Bei der dänischen Umweltministerin und Präsidentin der UN-Klimakonferenz, Connie Hedegaard, stieß dieses Verhalten nur auf Kopfschütteln. "Ich denke, mit den Leuten in diesem Verhandlungsprozess ist es genau wie mit Schulkindern", sagte Hedegaard.
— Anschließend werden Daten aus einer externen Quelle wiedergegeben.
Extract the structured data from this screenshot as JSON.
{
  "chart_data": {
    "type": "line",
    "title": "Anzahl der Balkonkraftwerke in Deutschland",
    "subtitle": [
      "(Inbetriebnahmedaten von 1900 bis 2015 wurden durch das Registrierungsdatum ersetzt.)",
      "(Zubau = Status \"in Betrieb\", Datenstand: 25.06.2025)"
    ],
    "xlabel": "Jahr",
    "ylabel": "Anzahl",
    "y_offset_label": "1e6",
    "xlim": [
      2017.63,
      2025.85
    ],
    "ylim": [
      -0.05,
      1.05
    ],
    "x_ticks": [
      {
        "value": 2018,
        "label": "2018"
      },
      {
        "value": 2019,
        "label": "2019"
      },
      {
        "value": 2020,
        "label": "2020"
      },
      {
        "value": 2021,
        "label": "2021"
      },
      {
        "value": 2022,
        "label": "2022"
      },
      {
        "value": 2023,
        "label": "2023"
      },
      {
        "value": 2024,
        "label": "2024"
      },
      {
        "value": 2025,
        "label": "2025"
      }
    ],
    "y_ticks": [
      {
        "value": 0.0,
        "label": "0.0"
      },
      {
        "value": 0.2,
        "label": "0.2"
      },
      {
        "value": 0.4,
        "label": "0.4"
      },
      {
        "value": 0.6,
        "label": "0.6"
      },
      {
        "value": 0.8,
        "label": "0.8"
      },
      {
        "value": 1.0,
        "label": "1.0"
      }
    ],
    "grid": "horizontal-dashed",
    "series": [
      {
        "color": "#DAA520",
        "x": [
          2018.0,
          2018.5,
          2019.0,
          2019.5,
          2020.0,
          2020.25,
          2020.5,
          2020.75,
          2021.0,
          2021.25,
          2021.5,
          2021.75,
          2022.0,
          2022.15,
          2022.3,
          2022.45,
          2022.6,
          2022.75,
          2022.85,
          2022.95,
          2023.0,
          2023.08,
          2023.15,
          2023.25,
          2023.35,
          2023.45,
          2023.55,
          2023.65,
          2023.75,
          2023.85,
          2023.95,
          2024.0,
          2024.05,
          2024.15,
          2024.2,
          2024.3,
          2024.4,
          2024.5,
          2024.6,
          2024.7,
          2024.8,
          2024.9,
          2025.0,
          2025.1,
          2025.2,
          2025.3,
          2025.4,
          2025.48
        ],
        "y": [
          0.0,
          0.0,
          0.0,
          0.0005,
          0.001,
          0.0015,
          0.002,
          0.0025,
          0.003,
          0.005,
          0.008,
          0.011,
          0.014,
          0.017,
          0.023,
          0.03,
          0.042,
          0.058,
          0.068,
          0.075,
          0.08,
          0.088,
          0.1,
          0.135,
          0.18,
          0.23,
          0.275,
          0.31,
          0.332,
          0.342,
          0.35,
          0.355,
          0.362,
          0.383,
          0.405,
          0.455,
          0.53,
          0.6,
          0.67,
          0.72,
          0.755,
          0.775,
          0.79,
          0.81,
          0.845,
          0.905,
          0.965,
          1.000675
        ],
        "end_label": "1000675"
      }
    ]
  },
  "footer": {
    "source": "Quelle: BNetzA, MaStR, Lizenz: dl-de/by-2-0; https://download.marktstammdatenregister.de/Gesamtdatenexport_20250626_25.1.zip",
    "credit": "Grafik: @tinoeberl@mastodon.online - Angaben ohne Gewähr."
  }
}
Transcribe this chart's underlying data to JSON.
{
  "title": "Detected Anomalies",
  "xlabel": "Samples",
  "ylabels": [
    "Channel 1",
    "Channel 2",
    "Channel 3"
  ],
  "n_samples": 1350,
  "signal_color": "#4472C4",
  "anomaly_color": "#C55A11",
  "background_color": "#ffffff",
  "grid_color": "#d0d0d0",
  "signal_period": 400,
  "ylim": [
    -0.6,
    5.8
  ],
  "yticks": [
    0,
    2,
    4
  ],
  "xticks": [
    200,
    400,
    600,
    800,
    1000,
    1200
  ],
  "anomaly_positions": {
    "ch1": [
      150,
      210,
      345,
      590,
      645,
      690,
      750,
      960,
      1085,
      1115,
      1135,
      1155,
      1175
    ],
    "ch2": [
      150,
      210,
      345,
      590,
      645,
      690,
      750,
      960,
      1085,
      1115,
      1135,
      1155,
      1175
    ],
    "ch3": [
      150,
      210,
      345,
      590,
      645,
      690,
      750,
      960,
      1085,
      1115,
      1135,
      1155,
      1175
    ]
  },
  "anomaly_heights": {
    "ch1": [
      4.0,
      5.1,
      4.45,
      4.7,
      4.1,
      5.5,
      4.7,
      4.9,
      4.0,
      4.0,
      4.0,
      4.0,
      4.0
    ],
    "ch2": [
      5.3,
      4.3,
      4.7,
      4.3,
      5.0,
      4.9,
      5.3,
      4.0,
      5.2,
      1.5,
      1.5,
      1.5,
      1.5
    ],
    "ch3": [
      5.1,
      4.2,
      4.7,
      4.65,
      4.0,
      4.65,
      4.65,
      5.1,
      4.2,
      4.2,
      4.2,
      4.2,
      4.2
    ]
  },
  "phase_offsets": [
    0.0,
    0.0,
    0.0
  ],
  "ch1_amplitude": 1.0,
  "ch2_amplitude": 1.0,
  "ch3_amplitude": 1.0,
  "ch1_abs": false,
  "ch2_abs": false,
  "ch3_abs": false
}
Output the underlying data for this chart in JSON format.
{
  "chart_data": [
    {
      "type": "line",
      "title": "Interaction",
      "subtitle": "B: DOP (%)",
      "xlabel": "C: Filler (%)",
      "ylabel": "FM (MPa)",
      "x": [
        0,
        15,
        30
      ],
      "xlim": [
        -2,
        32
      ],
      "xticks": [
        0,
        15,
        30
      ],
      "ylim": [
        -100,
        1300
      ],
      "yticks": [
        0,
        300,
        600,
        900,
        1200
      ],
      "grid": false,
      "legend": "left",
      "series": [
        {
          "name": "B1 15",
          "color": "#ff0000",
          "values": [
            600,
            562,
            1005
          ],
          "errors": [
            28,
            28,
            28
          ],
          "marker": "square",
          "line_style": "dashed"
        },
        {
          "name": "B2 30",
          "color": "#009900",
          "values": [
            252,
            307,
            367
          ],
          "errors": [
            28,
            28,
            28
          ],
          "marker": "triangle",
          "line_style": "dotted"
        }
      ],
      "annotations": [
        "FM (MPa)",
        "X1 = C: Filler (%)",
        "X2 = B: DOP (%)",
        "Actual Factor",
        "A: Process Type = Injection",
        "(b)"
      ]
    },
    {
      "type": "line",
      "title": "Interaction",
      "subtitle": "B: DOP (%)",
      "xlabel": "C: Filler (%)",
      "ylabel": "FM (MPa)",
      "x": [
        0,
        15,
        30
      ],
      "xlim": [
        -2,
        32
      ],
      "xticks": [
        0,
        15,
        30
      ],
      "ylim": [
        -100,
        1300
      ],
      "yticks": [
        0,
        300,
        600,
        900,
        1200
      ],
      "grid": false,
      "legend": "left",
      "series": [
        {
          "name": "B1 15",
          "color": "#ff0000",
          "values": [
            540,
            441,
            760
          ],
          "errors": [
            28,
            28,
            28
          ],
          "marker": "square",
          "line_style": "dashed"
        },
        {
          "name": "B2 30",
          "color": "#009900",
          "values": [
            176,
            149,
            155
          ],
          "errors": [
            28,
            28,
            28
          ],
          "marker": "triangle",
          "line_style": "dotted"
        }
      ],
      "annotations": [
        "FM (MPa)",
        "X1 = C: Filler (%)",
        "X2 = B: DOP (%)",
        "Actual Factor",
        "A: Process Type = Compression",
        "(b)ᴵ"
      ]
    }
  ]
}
Auch wenn eine Hausaufgabe lange im Voraus gestellt werde, gelte: "Erst wenn du weißt, dass die Zeit abläuft und du nicht mehr ausweichen kannst, tust du es." Sie bezog sich dabei auf den Versuch der Delegationen einiger Staaten, sich bis zuletzt mit Zugeständnissen zurückzuhalten, um einen möglichst großen Verhandlungsspielraum zu erhalten.

Umweltminister Röttgen auf der Klimakonferenz in Kopenhagen.

Umweltminister Norbert Röttgen auf der Klimakonferenz in Kopenhagen.

Auch der deutsche Umweltminister Norbert Röttgen kritisierte den Machtkampf zwischen China und den USA scharf: "China und die USA wollen sich einen maximalen Verhandlungsspielraum bis in die letzten Stunden der Konferenz erhalten", warf er beiden Staaten vor.

Merkel nervös

Angesichts der knapper werdenden Zeit und den bislang mageren Verhandlungsergebnissen, zeigte sich Bundeskanzlerin Angela Merkel besorgt über den Verhandlungspoker. "Ich will nicht verhehlen, dass ich schon etwas nervös bin, dass wir das alles schaffen", sagte sie.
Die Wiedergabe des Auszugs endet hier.